En effet, trois concubines venaient d’entrer dans la nef. L’une d’elle, Terel, Deirane savait qu’elle était la lieutenante de Larein. En les entendant arriver, l’attitude de Larein changea. Elle s’assit sur le bord de l’autel le temps qu’elles parvinssent à son niveau. Son regard croisa celui de Deirane. Cette dernière lui sourit. Après tout, elle lui avait évité le pire. L’expression amusée qui s’afficha sur le visage de la sacrifiée lui parut quand même totalement inattendue.
— Je ne comprends pas, s’étonna Deirane, elle ne se comporte pas comme une femme qui a manqué d’être violée en public.
— Le grand prêtre ne se serait jamais permis d’exercer une quelconque violence sur une concubine royale, répondit Lætitia.
— Tu n’as toujours pas compris, intervint Mericia, tu crois vraiment qu’il suffit de la tenir par les poignets pour l’obliger à accomplir quelque chose dont elle n’a pas envie !
Il la maintenait quand même très fort, pensa-t-elle.
— De tous les participants, c’était elle qui s’éclatait le plus, continua-t-elle. Elle n’a jamais été droguée, elle n’a été forcée à rien du tout. Elle s’était mise d’accord avec le grand-prêtre avant la cérémonie sur les détails de ce qu’il allait lui infliger. Même si le prêtre l’avait abusée, cela n’aurait pas été sous la contrainte. Telle que je la connais, je parierais qu’elle aurait pris son pied. Elle n’était que l’actrice principale d’une représentation donnée à la population.
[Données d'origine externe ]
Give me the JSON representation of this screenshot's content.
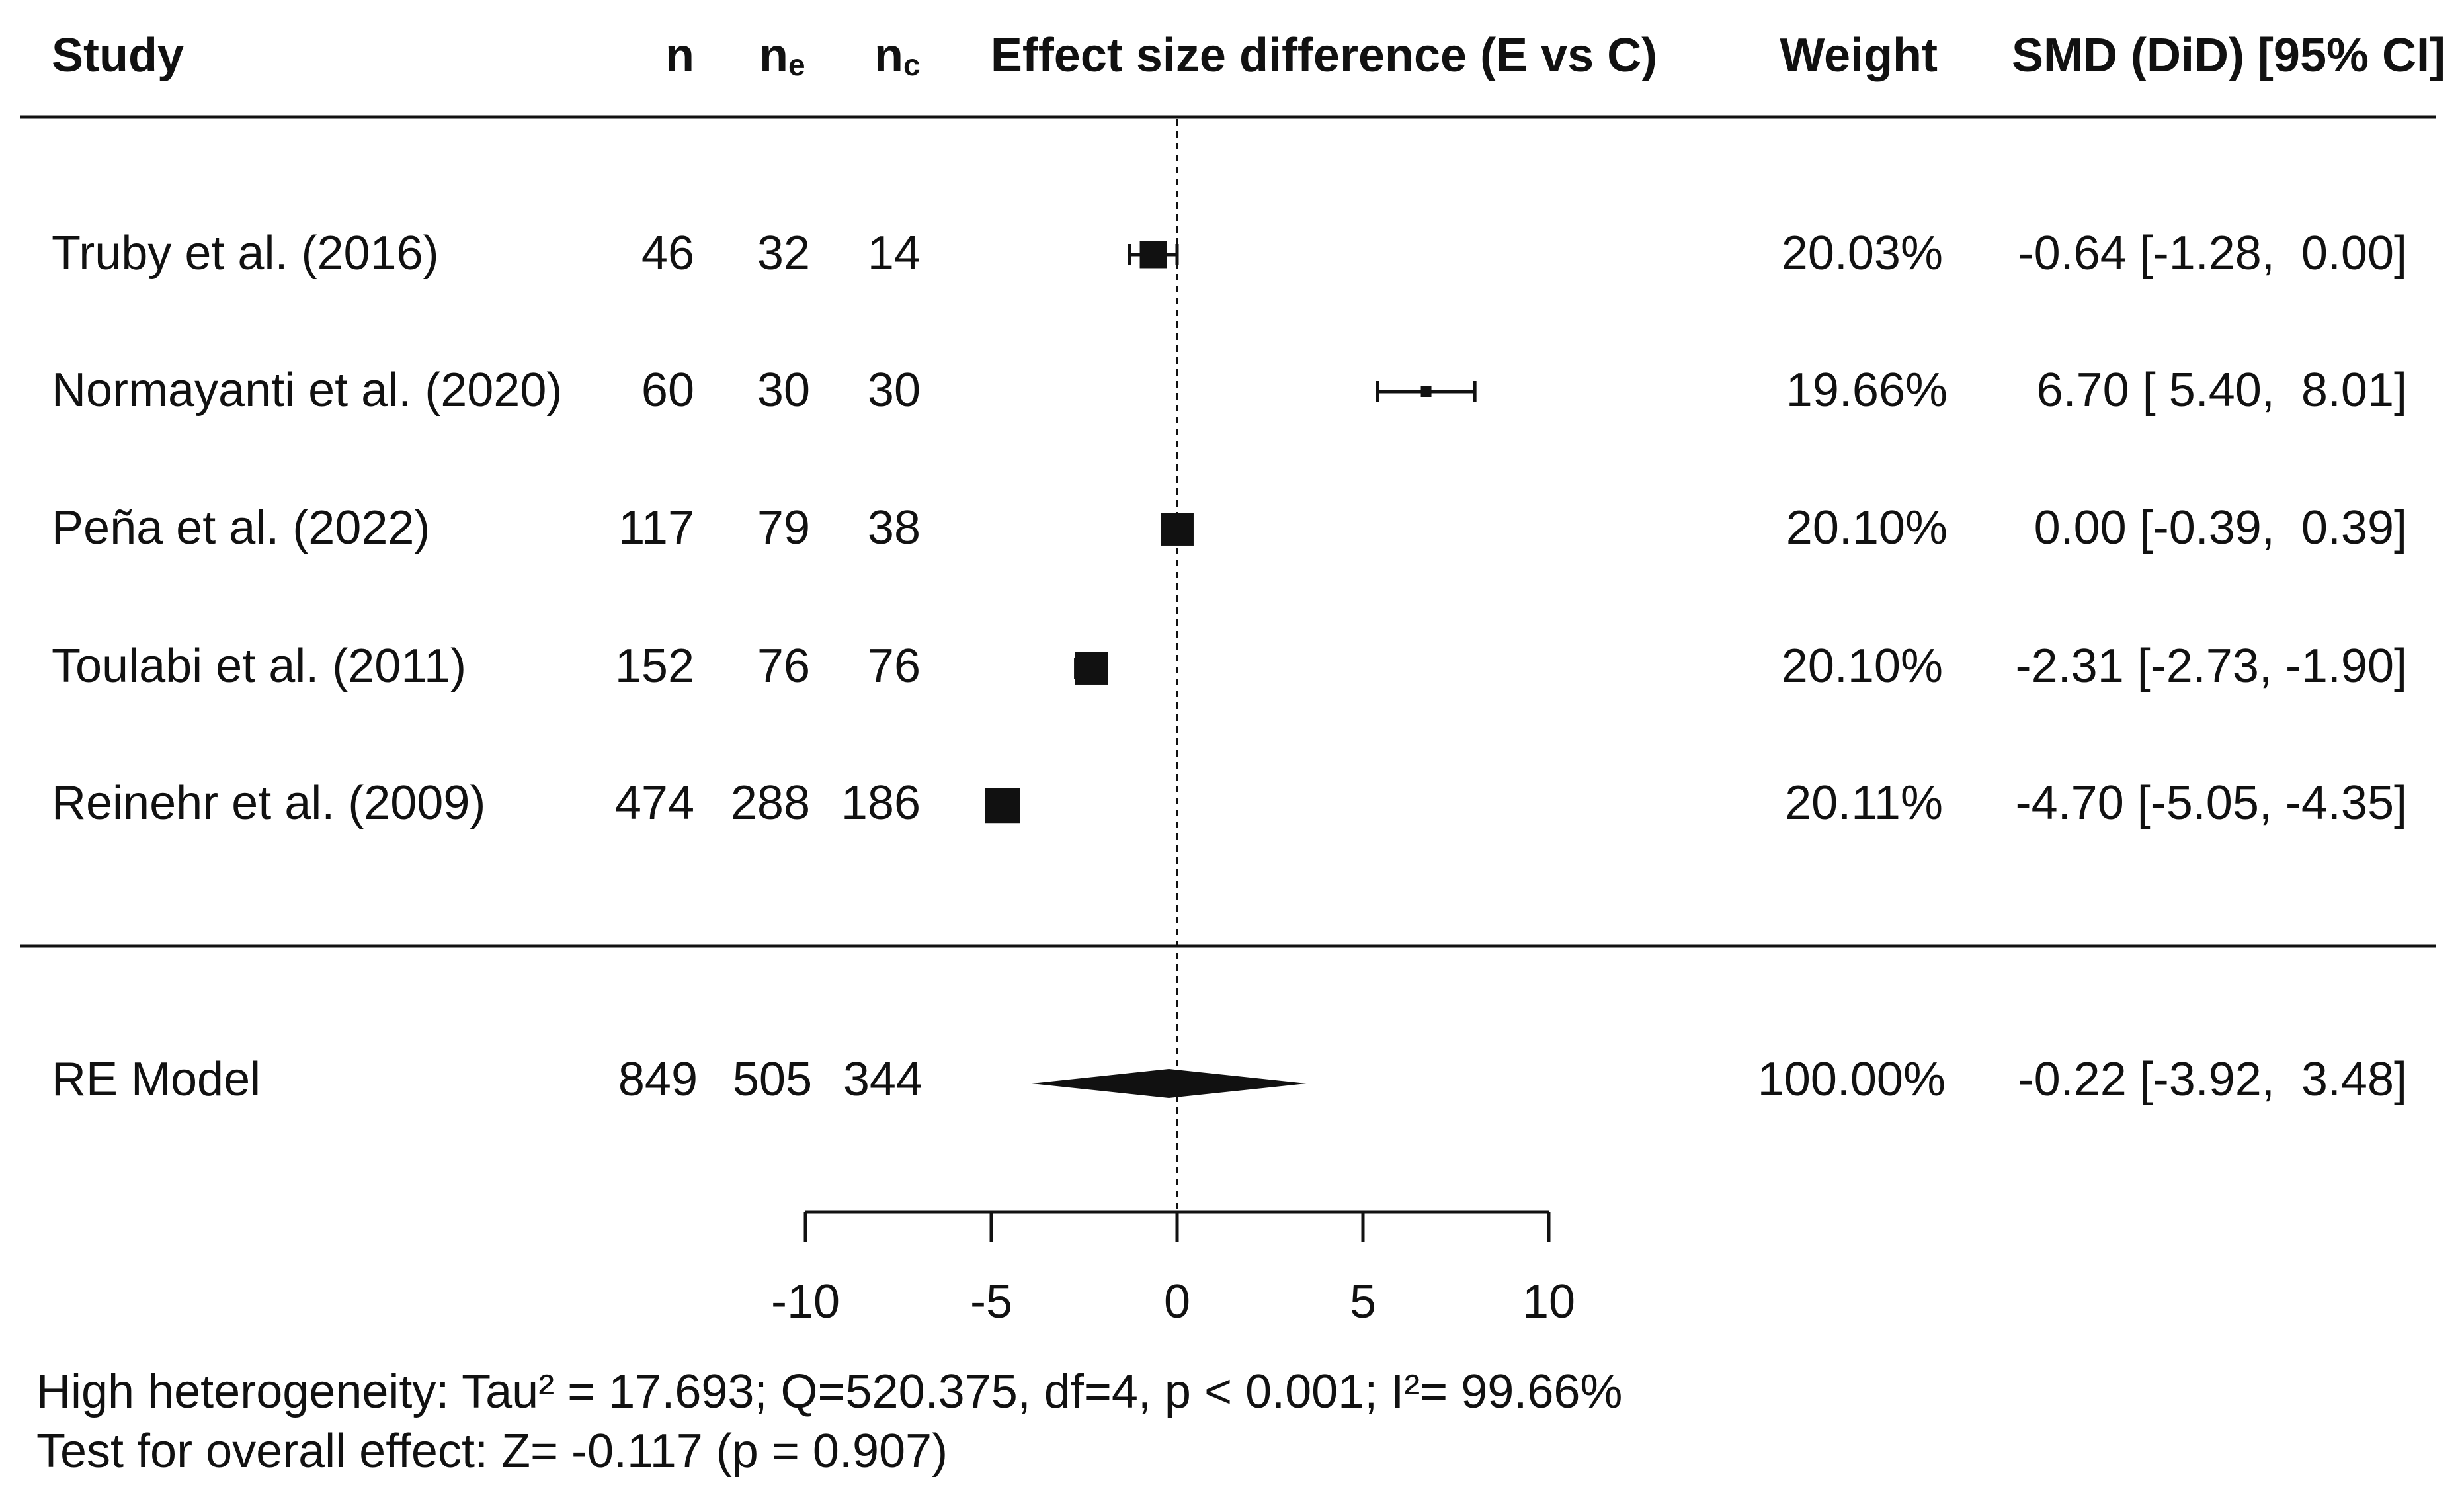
{
  "headers": {
    "study": "Study",
    "n": "n",
    "ne_main": "n",
    "ne_sub": "e",
    "nc_main": "n",
    "nc_sub": "c",
    "effect": "Effect size difference (E vs C)",
    "weight": "Weight",
    "smd": "SMD (DiD) [95% CI]"
  },
  "colors": {
    "ink": "#111111",
    "background": "#ffffff"
  },
  "chart_data": {
    "type": "forest",
    "title": "",
    "xlabel": "Effect size difference (E vs C)",
    "xlim": [
      -10,
      10
    ],
    "xticks": [
      -10,
      -5,
      0,
      5,
      10
    ],
    "xtick_labels": [
      "-10",
      "-5",
      "0",
      "5",
      "10"
    ],
    "reference_line": 0,
    "studies": [
      {
        "study": "Truby et al. (2016)",
        "n": "46",
        "ne": "32",
        "nc": "14",
        "weight": "20.03%",
        "ci_text": "-0.64 [-1.28,  0.00]",
        "est": -0.64,
        "lo": -1.28,
        "hi": 0.0,
        "weight_value": 20.03,
        "se_marker": 0.64
      },
      {
        "study": "Normayanti et al. (2020)",
        "n": "60",
        "ne": "30",
        "nc": "30",
        "weight": "19.66%",
        "ci_text": "6.70 [ 5.40,  8.01]",
        "est": 6.7,
        "lo": 5.4,
        "hi": 8.01,
        "weight_value": 19.66,
        "se_marker": 0.2
      },
      {
        "study": "Peña et al. (2022)",
        "n": "117",
        "ne": "79",
        "nc": "38",
        "weight": "20.10%",
        "ci_text": "0.00 [-0.39,  0.39]",
        "est": 0.0,
        "lo": -0.39,
        "hi": 0.39,
        "weight_value": 20.1,
        "se_marker": 0.78
      },
      {
        "study": "Toulabi et al. (2011)",
        "n": "152",
        "ne": "76",
        "nc": "76",
        "weight": "20.10%",
        "ci_text": "-2.31 [-2.73, -1.90]",
        "est": -2.31,
        "lo": -2.73,
        "hi": -1.9,
        "weight_value": 20.1,
        "se_marker": 0.78
      },
      {
        "study": "Reinehr et al. (2009)",
        "n": "474",
        "ne": "288",
        "nc": "186",
        "weight": "20.11%",
        "ci_text": "-4.70 [-5.05, -4.35]",
        "est": -4.7,
        "lo": -5.05,
        "hi": -4.35,
        "weight_value": 20.11,
        "se_marker": 0.82
      }
    ],
    "summary": {
      "label": "RE Model",
      "n": "849",
      "ne": "505",
      "nc": "344",
      "weight": "100.00%",
      "ci_text": "-0.22 [-3.92,  3.48]",
      "est": -0.22,
      "lo": -3.92,
      "hi": 3.48
    },
    "footnotes": [
      "High heterogeneity: Tau² = 17.693; Q=520.375, df=4, p < 0.001; I²= 99.66%",
      "Test for overall effect: Z= -0.117 (p = 0.907)"
    ]
  }
}
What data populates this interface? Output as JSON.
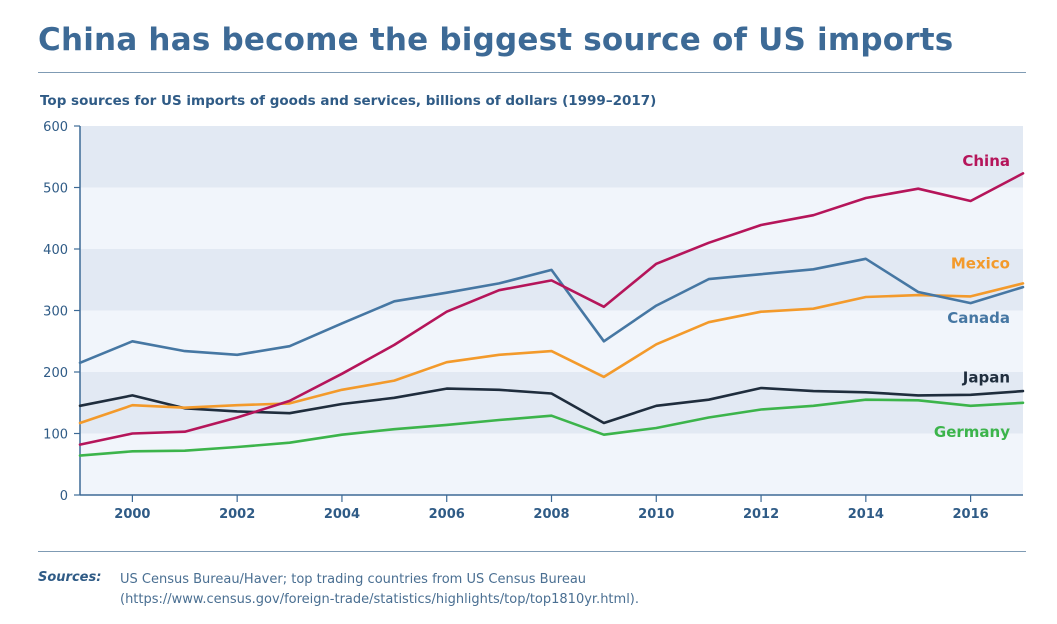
{
  "title": "China has become the biggest source of US imports",
  "subtitle": "Top sources for US imports of goods and services, billions of dollars (1999–2017)",
  "sources": {
    "label": "Sources:",
    "line1": "US Census Bureau/Haver; top trading countries from US Census Bureau",
    "line2": "(https://www.census.gov/foreign-trade/statistics/highlights/top/top1810yr.html)."
  },
  "chart_data": {
    "type": "line",
    "x": [
      1999,
      2000,
      2001,
      2002,
      2003,
      2004,
      2005,
      2006,
      2007,
      2008,
      2009,
      2010,
      2011,
      2012,
      2013,
      2014,
      2015,
      2016,
      2017
    ],
    "xlim": [
      1999,
      2017
    ],
    "ylim": [
      0,
      600
    ],
    "x_ticks": [
      2000,
      2002,
      2004,
      2006,
      2008,
      2010,
      2012,
      2014,
      2016
    ],
    "y_ticks": [
      0,
      100,
      200,
      300,
      400,
      500,
      600
    ],
    "grid": "alternating horizontal bands",
    "series": [
      {
        "name": "China",
        "color": "#b5155a",
        "values": [
          82,
          100,
          103,
          126,
          153,
          197,
          244,
          298,
          333,
          349,
          306,
          376,
          410,
          439,
          455,
          483,
          498,
          478,
          523
        ]
      },
      {
        "name": "Mexico",
        "color": "#f39a2b",
        "values": [
          117,
          146,
          142,
          146,
          149,
          171,
          186,
          216,
          228,
          234,
          192,
          245,
          281,
          298,
          303,
          322,
          325,
          323,
          344
        ]
      },
      {
        "name": "Canada",
        "color": "#4677a3",
        "values": [
          215,
          250,
          234,
          228,
          242,
          279,
          315,
          329,
          344,
          366,
          250,
          308,
          351,
          359,
          367,
          384,
          330,
          312,
          338
        ]
      },
      {
        "name": "Japan",
        "color": "#1f2d3d",
        "values": [
          145,
          162,
          141,
          136,
          133,
          148,
          158,
          173,
          171,
          165,
          117,
          145,
          155,
          174,
          169,
          167,
          162,
          163,
          169
        ]
      },
      {
        "name": "Germany",
        "color": "#3cb44b",
        "values": [
          64,
          71,
          72,
          78,
          85,
          98,
          107,
          114,
          122,
          129,
          98,
          109,
          126,
          139,
          145,
          155,
          154,
          145,
          150
        ]
      }
    ]
  }
}
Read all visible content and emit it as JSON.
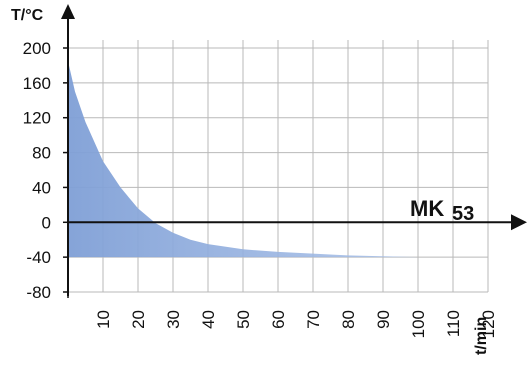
{
  "chart_data": {
    "type": "area",
    "ylabel": "T/°C",
    "xlabel": "t/min",
    "model_label": "MK",
    "model_label_sub": "53",
    "xlim": [
      0,
      120
    ],
    "ylim": [
      -80,
      200
    ],
    "x_ticks": [
      10,
      20,
      30,
      40,
      50,
      60,
      70,
      80,
      90,
      100,
      110,
      120
    ],
    "x_tick_labels": [
      "10",
      "20",
      "30",
      "40",
      "50",
      "60",
      "70",
      "80",
      "90",
      "100",
      "110",
      "120"
    ],
    "y_ticks": [
      200,
      160,
      120,
      80,
      40,
      0,
      -40,
      -80
    ],
    "y_tick_labels": [
      "200",
      "160",
      "120",
      "80",
      "40",
      "0",
      "-40",
      "-80"
    ],
    "grid": true,
    "fill_color": "#8fb0df",
    "x": [
      0,
      2,
      5,
      10,
      15,
      20,
      25,
      30,
      35,
      40,
      50,
      60,
      70,
      80,
      90,
      100
    ],
    "y": [
      185,
      150,
      115,
      70,
      40,
      16,
      -1,
      -12,
      -20,
      -25,
      -31,
      -34,
      -36,
      -38,
      -39,
      -40
    ],
    "fill_baseline": -40
  }
}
— Les gens aiment quand ça se passe dans la violence, expliqua Lætitia. Larein leur en offre pour leur argent. En plus, sa chevelure de feu ajoute au spectacle.
Deirane se laissa tomber sur son siège.
— J’y ai vraiment cru, se désola-t-elle. J’ai cru que Brun l’avait punie pour ce qu’elle avait fait à Dursun.
— Qu’a-t-elle fait subir à Dursun ? objecta Mericia. Elle lui a mis la main au panier ! Et le roi la sanctionnerait pour cela ! Soit sérieuse.
— Alors pourquoi a-t-elle dit ça ? Et pourquoi as-tu protesté pour le sort de Larein ?
— Ce n’était qu’un test. Et tu as échoué.
Échoué ! Pourquoi ? Parce qu’elle s’était montrée indulgente avec Larein ? C’était vraiment un pays de taré. À chaque fois qu’elle croyait avoir touché le fond, elle découvrait qu’il existait un niveau plus bas encore.
— Ce serait peut-être une bonne idée que tu prennes de la drogue quand ce sera ton tour, remarqua Mericia.
— Comment ça, mon tour ?
— On y passe toutes, répondit Mericia en se levant. Tôt ou tard, on fait une bêtise qui nous envoie en bas. Et il n’y a que Larein pour aimer cela.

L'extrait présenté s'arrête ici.